Citation :
''Les salariés ne comprennent pas toujours que le patron ne se paye pas. Qu'il a créé la société avec rien. Que c'est un pari. Mais ce patron, il ne doit pas communiquer ce stress.”
- Nom : Movidone
- Activité : gestion de VOD et paiement
- Création : juillet 2010
- Localisation : Strasbourg
- Fondateurs : Sylvain Lamarche et Sébastien Lutz
- Effectifs : 3 associés, 3 collaborateurs
- Mise de départ : 7 600 euros
- Clients : professionnels de l'audiovisuel et du cinéma
- Modèle économique : frais de mise en service
- Chiffre d'affaires : prévisionnel 2014 : 600 000 euros
- Equilibre : non communiqué
- Salaire du patron : non communiqué
- Levée de fonds : non
- Concurrents : DotScreen, Hubee, Saffron Digital
- Projets : créer des pôles spécialisés dans les marchés à fort potentiel
L'entreprise qu'il y a derrière l'écran
Une start-up, c'est un peu comme un radeau : fait à la main et risquant de se disloquer aux premiers rapides. Loin du paquebot et de son capitaine auxquels il ne faut pas comparer Sylvain.
Pendant plusieurs mois, Sylvain ne cesse d'appeler Olivier. Son but est de lui proposer sa plateforme de vidéo à la demande. Il promet de s'occuper de tout, de la sécurisation jusqu'à la diffusion des contenus. C'est déjà ce qu'il réussit à faire depuis 2007 avec Vidéoàvolonté, son site de VOD multiplateformes pour le grand public. Mais de son poste de « Senior Digital Business Manager » chez Warner Bros France, Olivier décline, décline et décline encore. « Je ne voulais pas travailler avec eux », se souvient-il.
Puis un jour, il tombe sur un article, « sur Clubic ». « J'apprends que des Français ont réussi à commercialiser de la VOD sur iPhone.
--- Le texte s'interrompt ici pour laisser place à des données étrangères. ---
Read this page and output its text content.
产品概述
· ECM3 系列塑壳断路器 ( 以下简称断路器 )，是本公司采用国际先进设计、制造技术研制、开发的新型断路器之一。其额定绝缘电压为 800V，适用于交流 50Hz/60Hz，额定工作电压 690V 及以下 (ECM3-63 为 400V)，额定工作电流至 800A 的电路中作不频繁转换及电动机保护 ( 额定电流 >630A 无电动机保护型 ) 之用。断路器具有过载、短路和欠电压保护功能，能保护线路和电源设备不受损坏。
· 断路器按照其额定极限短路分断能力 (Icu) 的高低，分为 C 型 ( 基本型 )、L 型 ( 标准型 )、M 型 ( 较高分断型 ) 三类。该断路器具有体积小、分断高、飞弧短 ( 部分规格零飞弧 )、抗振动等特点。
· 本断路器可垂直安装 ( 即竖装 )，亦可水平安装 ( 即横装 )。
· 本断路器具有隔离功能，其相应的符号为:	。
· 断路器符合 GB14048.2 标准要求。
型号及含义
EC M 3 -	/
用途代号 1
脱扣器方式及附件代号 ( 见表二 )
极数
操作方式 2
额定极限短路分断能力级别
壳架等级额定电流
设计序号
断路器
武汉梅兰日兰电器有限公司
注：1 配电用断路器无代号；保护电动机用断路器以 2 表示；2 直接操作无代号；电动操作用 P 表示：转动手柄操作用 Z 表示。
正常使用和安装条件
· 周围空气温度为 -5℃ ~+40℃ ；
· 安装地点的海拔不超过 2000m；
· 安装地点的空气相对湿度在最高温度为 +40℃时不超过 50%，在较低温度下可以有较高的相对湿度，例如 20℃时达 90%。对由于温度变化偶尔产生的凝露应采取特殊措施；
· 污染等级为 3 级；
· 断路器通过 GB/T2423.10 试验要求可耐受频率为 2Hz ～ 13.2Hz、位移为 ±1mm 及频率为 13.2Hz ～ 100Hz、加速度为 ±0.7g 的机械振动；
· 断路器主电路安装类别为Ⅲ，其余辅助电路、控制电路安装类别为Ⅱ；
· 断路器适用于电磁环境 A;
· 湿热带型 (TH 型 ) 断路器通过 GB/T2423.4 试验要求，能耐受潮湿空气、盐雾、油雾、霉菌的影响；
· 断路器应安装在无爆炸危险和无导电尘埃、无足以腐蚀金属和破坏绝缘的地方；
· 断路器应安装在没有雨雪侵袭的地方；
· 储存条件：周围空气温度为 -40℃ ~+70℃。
Là ça commence à m'intéresser. Je passe un coup de fil à un ami dans un autre studio pour sonder son opinion. Finalement je rappelle Sylvain et lui demande s'il peut faire la même chose pour Android », raconte Olivier. En 2010, celui qui devient Movidone, signe avec Warner Bros.
Pop-corn au congélateur
Pendant ses études, Sylvain constate comme d'autres internautes que l'offre illégale est bigrement bien organisée. Tout y est. Les films sont documentés. Faciles à télécharger et à visionner. Et même en VOST. Mais au fond, Sylvain n'est pas un flibustier, même s'il partage ce côté conquérant. Alors il décide d'apporter la solution lui-même en se jetant dans le bouillon de l'entreprise. « Trop ambitieux », il veut aller plus vite que Netflix et proposer, déjà, de la vidéo à la demande sur abonnement. Mais rapidement, le mousse alsacien et son compagnon Sébastien se prennent un sérieux coup de canon des studios - ils leur demandent trop d'argent. Exit la SVOD, le service, torpillé, fera de la VOD.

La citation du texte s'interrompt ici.